Gelin, Tağuti Sistemi Tahlil Edelim
Kuruluş
Bazıları savundu, şu Amerikancı “manda”yı
“Devrim”yapan ise, batıya verdi tüm kumandayı
Yunan’la savaşıp, “yedi düvelle savaştık” dendi
İngiliz’le işbirliği, böyle gizlenmek istendi
Çok kan döküp geçilmişken Çanakkale boğaz yolu
Neden sessiz ve savaşsız terk ettiler İstanbul’u?
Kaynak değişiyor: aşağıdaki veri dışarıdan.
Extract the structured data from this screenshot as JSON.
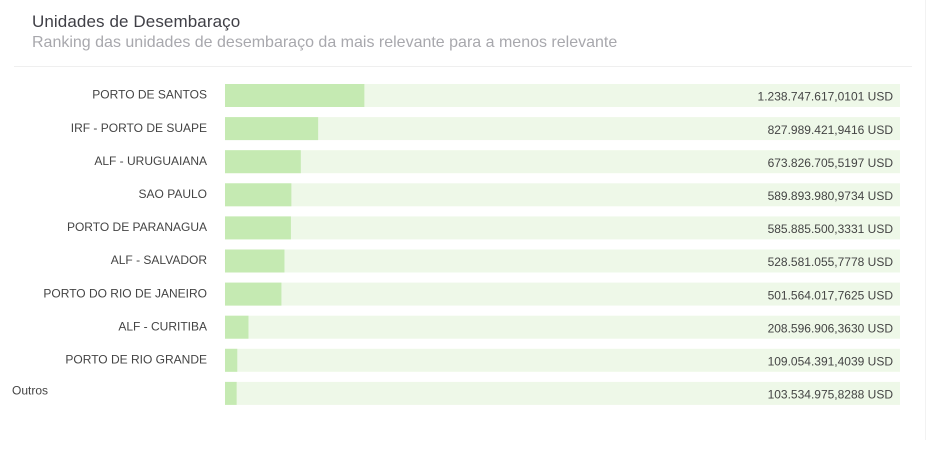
{
  "header": {
    "title": "Unidades de Desembaraço",
    "subtitle": "Ranking das unidades de desembaraço da mais relevante para a menos relevante"
  },
  "colors": {
    "bar": "#c5eab2",
    "track": "#eef8e8",
    "text": "#444444",
    "title": "#3f3f46",
    "subtitle": "#a8a8ad"
  },
  "chart_data": {
    "type": "bar",
    "orientation": "horizontal",
    "title": "Unidades de Desembaraço",
    "subtitle": "Ranking das unidades de desembaraço da mais relevante para a menos relevante",
    "unit": "USD",
    "xlabel": "",
    "ylabel": "",
    "grid": false,
    "legend": "none",
    "categories": [
      "PORTO DE SANTOS",
      "IRF - PORTO DE SUAPE",
      "ALF - URUGUAIANA",
      "SAO PAULO",
      "PORTO DE PARANAGUA",
      "ALF - SALVADOR",
      "PORTO DO RIO DE JANEIRO",
      "ALF - CURITIBA",
      "PORTO DE RIO GRANDE",
      "Outros"
    ],
    "values": [
      1238747617.0101,
      827989421.9416,
      673826705.5197,
      589893980.9734,
      585885500.3331,
      528581055.7778,
      501564017.7625,
      208596906.363,
      109054391.4039,
      103534975.8288
    ],
    "value_labels": [
      "1.238.747.617,0101 USD",
      "827.989.421,9416 USD",
      "673.826.705,5197 USD",
      "589.893.980,9734 USD",
      "585.885.500,3331 USD",
      "528.581.055,7778 USD",
      "501.564.017,7625 USD",
      "208.596.906,3630 USD",
      "109.054.391,4039 USD",
      "103.534.975,8288 USD"
    ],
    "xlim": [
      0,
      6000000000
    ]
  }
}
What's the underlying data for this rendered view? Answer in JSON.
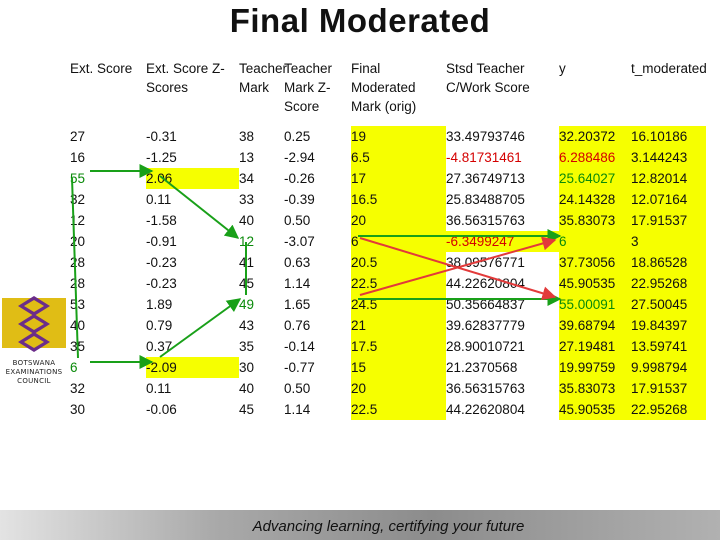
{
  "title": "Final Moderated",
  "footer": "Advancing learning, certifying your future",
  "logo": {
    "lines": [
      "BOTSWANA",
      "EXAMINATIONS",
      "COUNCIL"
    ]
  },
  "colors": {
    "highlight": "#f6ff00",
    "red": "#d40000",
    "green": "#0a8a0a",
    "logo_gold": "#e0bd15",
    "logo_purple": "#6b2c8a"
  },
  "headers": [
    "Ext. Score",
    "Ext. Score Z-Scores",
    "Teacher Mark",
    "Teacher Mark Z-Score",
    "Final Moderated Mark (orig)",
    "Stsd Teacher C/Work Score",
    "y",
    "t_moderated"
  ],
  "rows": [
    [
      "27",
      "-0.31",
      "38",
      "0.25",
      "19",
      "33.49793746",
      "32.20372",
      "16.10186"
    ],
    [
      "16",
      "-1.25",
      "13",
      "-2.94",
      "6.5",
      "-4.81731461",
      "6.288486",
      "3.144243"
    ],
    [
      "55",
      "2.06",
      "34",
      "-0.26",
      "17",
      "27.36749713",
      "25.64027",
      "12.82014"
    ],
    [
      "32",
      "0.11",
      "33",
      "-0.39",
      "16.5",
      "25.83488705",
      "24.14328",
      "12.07164"
    ],
    [
      "12",
      "-1.58",
      "40",
      "0.50",
      "20",
      "36.56315763",
      "35.83073",
      "17.91537"
    ],
    [
      "20",
      "-0.91",
      "12",
      "-3.07",
      "6",
      "-6.3499247",
      "6",
      "3"
    ],
    [
      "28",
      "-0.23",
      "41",
      "0.63",
      "20.5",
      "38.09576771",
      "37.73056",
      "18.86528"
    ],
    [
      "28",
      "-0.23",
      "45",
      "1.14",
      "22.5",
      "44.22620804",
      "45.90535",
      "22.95268"
    ],
    [
      "53",
      "1.89",
      "49",
      "1.65",
      "24.5",
      "50.35664837",
      "55.00091",
      "27.50045"
    ],
    [
      "40",
      "0.79",
      "43",
      "0.76",
      "21",
      "39.62837779",
      "39.68794",
      "19.84397"
    ],
    [
      "35",
      "0.37",
      "35",
      "-0.14",
      "17.5",
      "28.90010721",
      "27.19481",
      "13.59741"
    ],
    [
      "6",
      "-2.09",
      "30",
      "-0.77",
      "15",
      "21.2370568",
      "19.99759",
      "9.998794"
    ],
    [
      "32",
      "0.11",
      "40",
      "0.50",
      "20",
      "36.56315763",
      "35.83073",
      "17.91537"
    ],
    [
      "30",
      "-0.06",
      "45",
      "1.14",
      "22.5",
      "44.22620804",
      "45.90535",
      "22.95268"
    ]
  ],
  "cell_styles": {
    "0": [
      "",
      "",
      "",
      "",
      "hl",
      "",
      "hl",
      "hl"
    ],
    "1": [
      "",
      "",
      "",
      "",
      "hl",
      "red",
      "hlr",
      "hl"
    ],
    "2": [
      "green",
      "hl",
      "",
      "",
      "hl",
      "",
      "hlg",
      "hl"
    ],
    "3": [
      "",
      "",
      "",
      "",
      "hl",
      "",
      "hl",
      "hl"
    ],
    "4": [
      "",
      "",
      "",
      "",
      "hl",
      "",
      "hl",
      "hl"
    ],
    "5": [
      "",
      "",
      "green",
      "",
      "hl",
      "hlr",
      "hlg",
      "hl"
    ],
    "6": [
      "",
      "",
      "",
      "",
      "hl",
      "",
      "hl",
      "hl"
    ],
    "7": [
      "",
      "",
      "",
      "",
      "hl",
      "",
      "hl",
      "hl"
    ],
    "8": [
      "",
      "",
      "green",
      "",
      "hl",
      "",
      "hlg",
      "hl"
    ],
    "9": [
      "",
      "",
      "",
      "",
      "hl",
      "",
      "hl",
      "hl"
    ],
    "10": [
      "",
      "",
      "",
      "",
      "hl",
      "",
      "hl",
      "hl"
    ],
    "11": [
      "green",
      "hl",
      "",
      "",
      "hl",
      "",
      "hl",
      "hl"
    ],
    "12": [
      "",
      "",
      "",
      "",
      "hl",
      "",
      "hl",
      "hl"
    ],
    "13": [
      "",
      "",
      "",
      "",
      "hl",
      "",
      "hl",
      "hl"
    ]
  }
}
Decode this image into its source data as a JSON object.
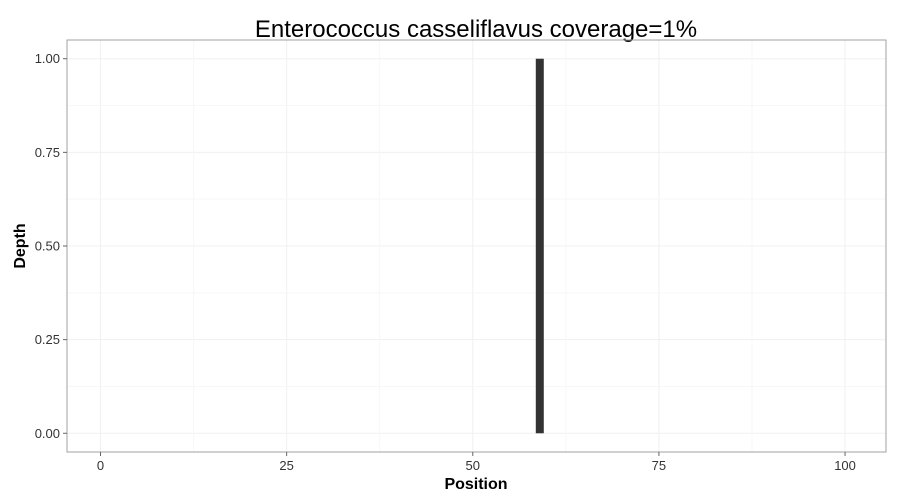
{
  "chart_data": {
    "type": "bar",
    "title": "Enterococcus casseliflavus coverage=1%",
    "xlabel": "Position",
    "ylabel": "Depth",
    "xlim": [
      -4.5,
      105.5
    ],
    "ylim": [
      -0.05,
      1.05
    ],
    "x_ticks": [
      0,
      25,
      50,
      75,
      100
    ],
    "x_tick_labels": [
      "0",
      "25",
      "50",
      "75",
      "100"
    ],
    "y_ticks": [
      0,
      0.25,
      0.5,
      0.75,
      1
    ],
    "y_tick_labels": [
      "0.00",
      "0.25",
      "0.50",
      "0.75",
      "1.00"
    ],
    "grid": true,
    "points": [
      {
        "x": 59,
        "y": 1
      }
    ],
    "colors": {
      "bar": "#333333",
      "grid": "#f0f0f0",
      "panel_border": "#a0a0a0",
      "tick": "#666666"
    }
  }
}
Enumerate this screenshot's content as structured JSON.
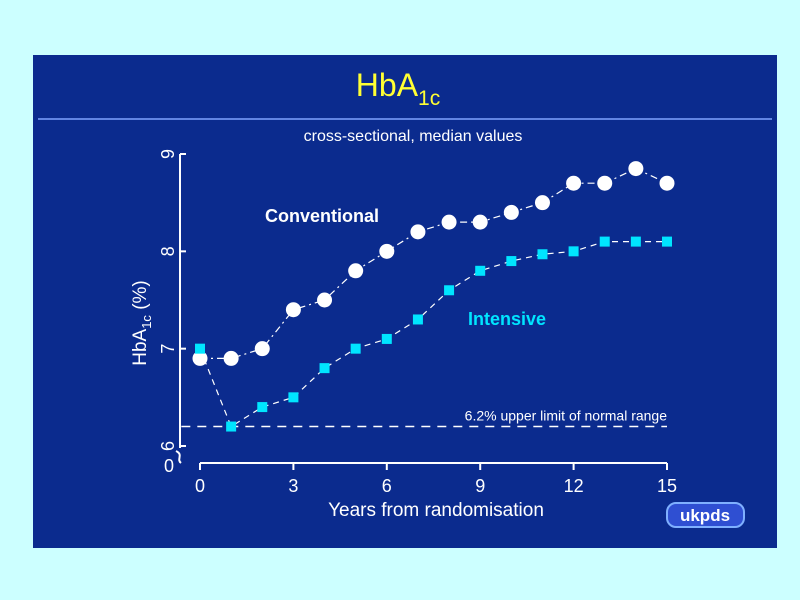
{
  "colors": {
    "page_bg": "#ccffff",
    "slide_bg": "#0b2b8e",
    "title": "#ffff33",
    "conventional": "#ffffff",
    "intensive": "#00e5ff",
    "text": "#ffffff"
  },
  "title": {
    "main": "HbA",
    "sub": "1c"
  },
  "logo": "ukpds",
  "chart_data": {
    "type": "line",
    "subtitle": "cross-sectional, median values",
    "xlabel": "Years from randomisation",
    "ylabel": {
      "main": "HbA",
      "sub": "1c",
      "unit": " (%)"
    },
    "xlim": [
      0,
      15
    ],
    "ylim": [
      6,
      9
    ],
    "y_break": true,
    "x_ticks": [
      0,
      3,
      6,
      9,
      12,
      15
    ],
    "y_ticks": [
      {
        "value": 6,
        "label": "6"
      },
      {
        "value": 7,
        "label": "7"
      },
      {
        "value": 8,
        "label": "8"
      },
      {
        "value": 9,
        "label": "9"
      }
    ],
    "y_zero_label": "0",
    "x": [
      0,
      1,
      2,
      3,
      4,
      5,
      6,
      7,
      8,
      9,
      10,
      11,
      12,
      13,
      14,
      15
    ],
    "series": [
      {
        "name": "Conventional",
        "marker": "circle",
        "values": [
          6.9,
          6.9,
          7.0,
          7.4,
          7.5,
          7.8,
          8.0,
          8.2,
          8.3,
          8.3,
          8.4,
          8.5,
          8.7,
          8.7,
          8.85,
          8.7
        ]
      },
      {
        "name": "Intensive",
        "marker": "square",
        "values": [
          7.0,
          6.2,
          6.4,
          6.5,
          6.8,
          7.0,
          7.1,
          7.3,
          7.6,
          7.8,
          7.9,
          7.97,
          8.0,
          8.1,
          8.1,
          8.1
        ]
      }
    ],
    "reference_line": {
      "value": 6.2,
      "label": "6.2% upper limit of normal range"
    }
  }
}
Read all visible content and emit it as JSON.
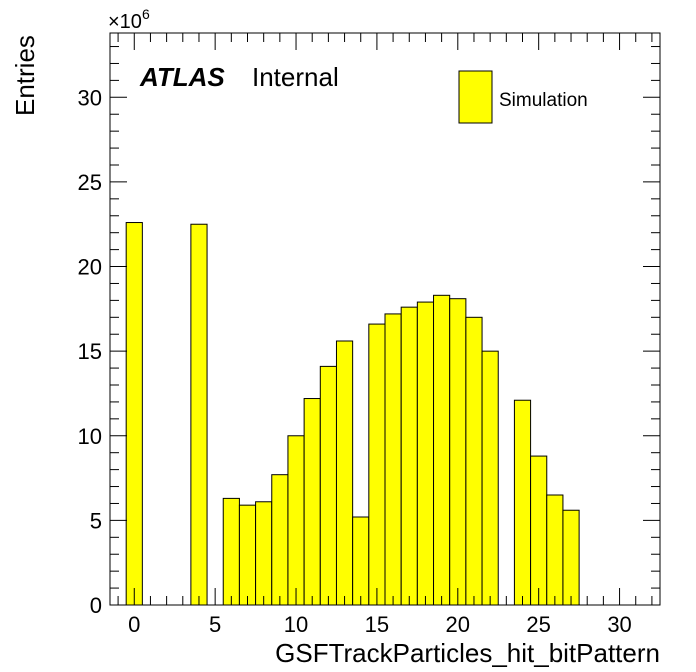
{
  "chart_data": {
    "type": "bar",
    "style": "histogram",
    "x_bin_low_edges": [
      -0.5,
      0.5,
      1.5,
      2.5,
      3.5,
      4.5,
      5.5,
      6.5,
      7.5,
      8.5,
      9.5,
      10.5,
      11.5,
      12.5,
      13.5,
      14.5,
      15.5,
      16.5,
      17.5,
      18.5,
      19.5,
      20.5,
      21.5,
      22.5,
      23.5,
      24.5,
      25.5,
      26.5,
      27.5,
      28.5,
      29.5,
      30.5,
      31.5
    ],
    "values": [
      22.6,
      0,
      0,
      0,
      22.5,
      0,
      6.3,
      5.9,
      6.1,
      7.7,
      10.0,
      12.2,
      14.1,
      15.6,
      5.2,
      16.6,
      17.2,
      17.6,
      17.9,
      18.3,
      18.1,
      17.0,
      15.0,
      0,
      12.1,
      8.8,
      6.5,
      5.6,
      0,
      0,
      0,
      0,
      0
    ],
    "x_tick_labels": [
      "0",
      "5",
      "10",
      "15",
      "20",
      "25",
      "30"
    ],
    "y_tick_labels": [
      "0",
      "5",
      "10",
      "15",
      "20",
      "25",
      "30"
    ],
    "xlim": [
      -1.5,
      32.5
    ],
    "ylim": [
      0,
      33.8
    ],
    "y_multiplier": "×10",
    "y_multiplier_exponent": "6",
    "xlabel": "GSFTrackParticles_hit_bitPattern",
    "ylabel": "Entries",
    "atlas_label": "ATLAS",
    "atlas_status": "Internal",
    "legend": [
      {
        "name": "Simulation",
        "color": "#ffff00"
      }
    ],
    "legend_position": "top-right",
    "fill_color": "#ffff00",
    "line_color": "#000000",
    "grid": false
  }
}
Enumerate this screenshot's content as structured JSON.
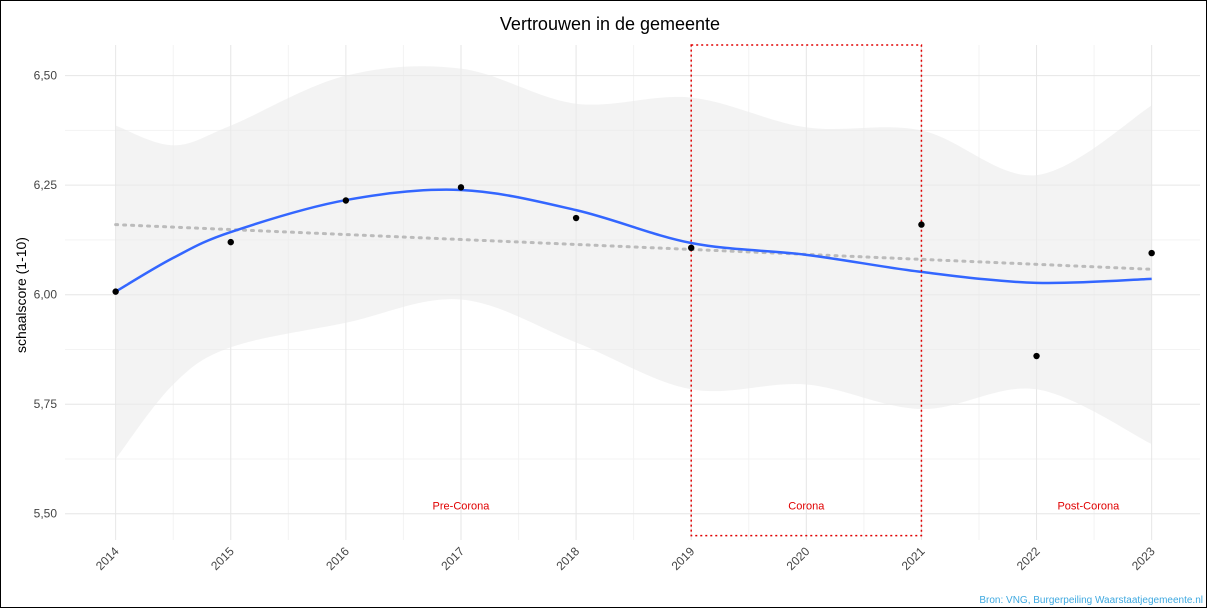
{
  "chart_data": {
    "type": "scatter",
    "title": "Vertrouwen in de gemeente",
    "y_label": "schaalscore (1-10)",
    "source": "Bron: VNG, Burgerpeiling Waarstaatjegemeente.nl",
    "xlim": [
      2013.56,
      2023.42
    ],
    "xticks": [
      2014,
      2015,
      2016,
      2017,
      2018,
      2019,
      2020,
      2021,
      2022,
      2023
    ],
    "ylim": [
      5.44,
      6.57
    ],
    "yticks": [
      {
        "value": 5.5,
        "label": "5,50"
      },
      {
        "value": 5.75,
        "label": "5,75"
      },
      {
        "value": 6,
        "label": "6,00"
      },
      {
        "value": 6.25,
        "label": "6,25"
      },
      {
        "value": 6.5,
        "label": "6,50"
      }
    ],
    "grid": true,
    "points": {
      "color": "#000000",
      "x": [
        2014,
        2015,
        2016,
        2017,
        2018,
        2019,
        2021,
        2022,
        2023
      ],
      "y": [
        6.007,
        6.12,
        6.215,
        6.245,
        6.175,
        6.107,
        6.16,
        5.86,
        6.095
      ]
    },
    "smooth": {
      "color": "#3366ff",
      "band_color": "#ebebeb",
      "x": [
        2014,
        2014.5,
        2015,
        2016,
        2017,
        2018,
        2019,
        2020,
        2021,
        2022,
        2023
      ],
      "values": [
        6.007,
        6.084,
        6.143,
        6.216,
        6.239,
        6.193,
        6.118,
        6.091,
        6.052,
        6.027,
        6.036
      ],
      "upper": [
        6.386,
        6.341,
        6.386,
        6.5,
        6.516,
        6.436,
        6.45,
        6.382,
        6.375,
        6.273,
        6.432
      ],
      "lower": [
        5.625,
        5.795,
        5.88,
        5.936,
        5.989,
        5.891,
        5.784,
        5.795,
        5.739,
        5.784,
        5.659
      ]
    },
    "trend": {
      "color": "#bbbbbb",
      "x": [
        2014,
        2023
      ],
      "values": [
        6.16,
        6.058
      ]
    },
    "highlight": {
      "color": "#e00000",
      "xlim": [
        2019,
        2021
      ],
      "ylim": [
        5.45,
        6.57
      ]
    },
    "annotations": [
      {
        "text": "Pre-Corona",
        "x": 2017,
        "y": 5.51
      },
      {
        "text": "Corona",
        "x": 2020,
        "y": 5.51
      },
      {
        "text": "Post-Corona",
        "x": 2022.45,
        "y": 5.51
      }
    ]
  }
}
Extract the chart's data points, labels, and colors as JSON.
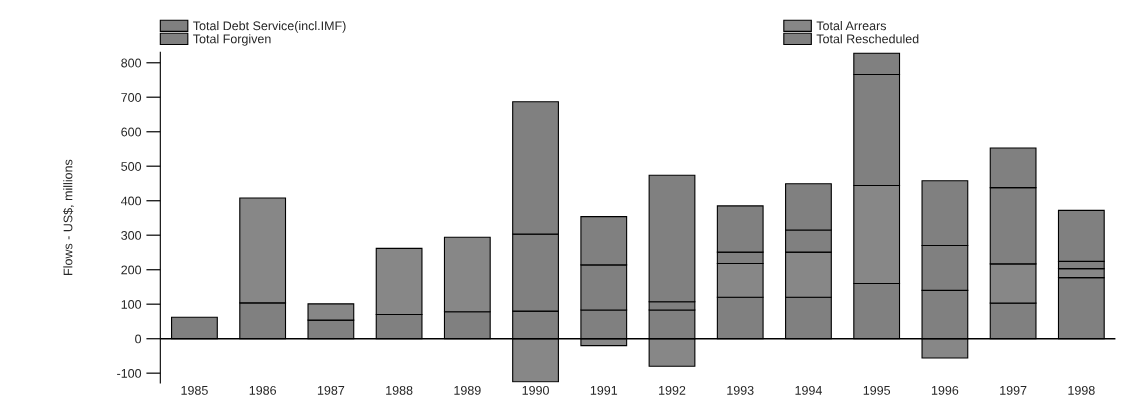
{
  "chart_data": {
    "type": "bar",
    "stacked": true,
    "ylabel": "Flows - US$, millions",
    "categories": [
      "1985",
      "1986",
      "1987",
      "1988",
      "1989",
      "1990",
      "1991",
      "1992",
      "1993",
      "1994",
      "1995",
      "1996",
      "1997",
      "1998"
    ],
    "series": [
      {
        "name": "Total Debt Service(incl.IMF)",
        "color": "#808080",
        "values": [
          62,
          104,
          54,
          70,
          78,
          80,
          83,
          83,
          120,
          120,
          160,
          140,
          103,
          177
        ]
      },
      {
        "name": "Total Arrears",
        "color": "#878787",
        "values": [
          null,
          304,
          47,
          192,
          216,
          -125,
          -20,
          -80,
          98,
          131,
          284,
          -56,
          114,
          26
        ]
      },
      {
        "name": "Total Forgiven",
        "color": "#808080",
        "values": [
          null,
          null,
          null,
          null,
          null,
          223,
          131,
          24,
          33,
          64,
          322,
          130,
          221,
          21
        ]
      },
      {
        "name": "Total Rescheduled",
        "color": "#808080",
        "values": [
          null,
          null,
          null,
          null,
          null,
          384,
          140,
          367,
          134,
          134,
          62,
          188,
          115,
          148
        ]
      }
    ],
    "ylim": [
      -128,
      830
    ],
    "yticks": [
      -100,
      0,
      100,
      200,
      300,
      400,
      500,
      600,
      700,
      800
    ],
    "ref_lines": [
      {
        "axis": "y",
        "value": 0,
        "color": "#000000"
      }
    ],
    "legend": "top",
    "grid": false
  }
}
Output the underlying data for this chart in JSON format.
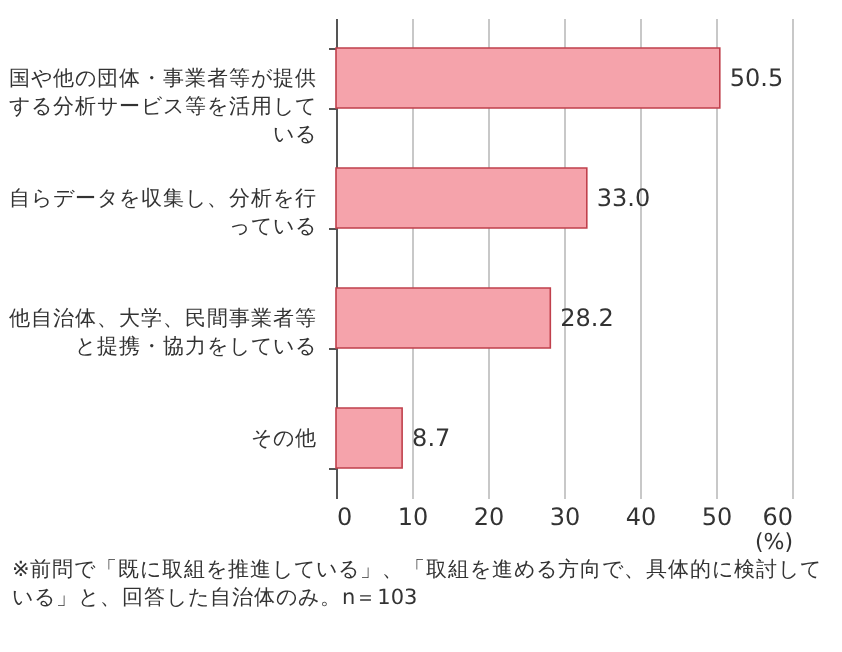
{
  "chart_data": {
    "type": "bar",
    "orientation": "horizontal",
    "categories": [
      "国や他の団体・事業者等が提供する分析サービス等を活用している",
      "自らデータを収集し、分析を行っている",
      "他自治体、大学、民間事業者等と提携・協力をしている",
      "その他"
    ],
    "values": [
      50.5,
      33.0,
      28.2,
      8.7
    ],
    "value_labels": [
      "50.5",
      "33.0",
      "28.2",
      "8.7"
    ],
    "color": "#f5a3ab",
    "xlim": [
      0,
      60
    ],
    "xticks": [
      0,
      10,
      20,
      30,
      40,
      50,
      60
    ],
    "xlabel": "(%)",
    "grid": "x",
    "annotations": [
      "※前問で「既に取組を推進している」、「取組を進める方向で、具体的に検討している」と、回答した自治体のみ。n＝103"
    ]
  }
}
Hilafet ve İslamı dışlamak, şart koşuldu onlara
İngiltere, Fransa, İtalya ile uzlaşanlara
Onlar ise zaten gönüllüydü, İslam’dan sapmaya
Pozitivizm yöneltmişti, hevalarına tapmaya
Sözde kabul edilmezken Amerikan mandası
Oldular, İslam’a karşı Batı’nın payandası
Bunca insan öldü, sonuç yine Batı hegemonyası
Ekonomi, kültür ve siyasetin Batı’da kumandası
İslamî kimliği imha için kurulan ittifak
Tedbir aldı, İslam ufkunda sökmesin diye şafak
Kurtarmayan savaşın, “kurtuluş savaşı” kondu adı
Tam teslimiyetle dayatıldı, Batı’nın her muradı
Savaştan sonra, hep Batı hâkim oldu ve diretti
Ülkeyi de, hep onun işbirlikçileri yönetti
Binlerce insanımız kaybedildi, tüm cephelerde
Kurtuluş ve bağımsızlıksa, hâlâ çok ötelerde
Eğer “manda” olsa ve Amerika yönetseydi bizi
İnan bu kadar yok etmezdi, İslamî kimliğimizi
Mandacının amacı, yalnız ekonomik sömürü
Korkup, yok edemezdi dini kimlik ve kültürü
“Manda” çoktan bitmiş, özgürlük gelmiş olurdu
Korunan kimlikle halk, gerçekten kurtulurdu
İşbirlikçi daha zalim oldu, halkı içinden vurdu
Halk ise onu kendinden sandı ve itaatkâr durdu
Mandacı yapsa idi, bunların yaptığı zulümü
Mutlaka ayaklanırdı, halkın büyük bölümü
Maraş halkı, başörtüye uzanan “gâvur”u vurdu
Aynı halk, daha şedit yerli zulme hep sessiz durdu
Böyle oldu, içinden çıkana sessiz kaldı halkımız
Maalesef dezavantaj oldu, sömürge olmamamız
Öyle zulümler yaptılar ki, Batı’ya uymak için
Bunu sömürgeci yapmazdı, ülkeyi soymak için
Zorla dönüştürdü halkı, birkaç batıcı“ittihatçı”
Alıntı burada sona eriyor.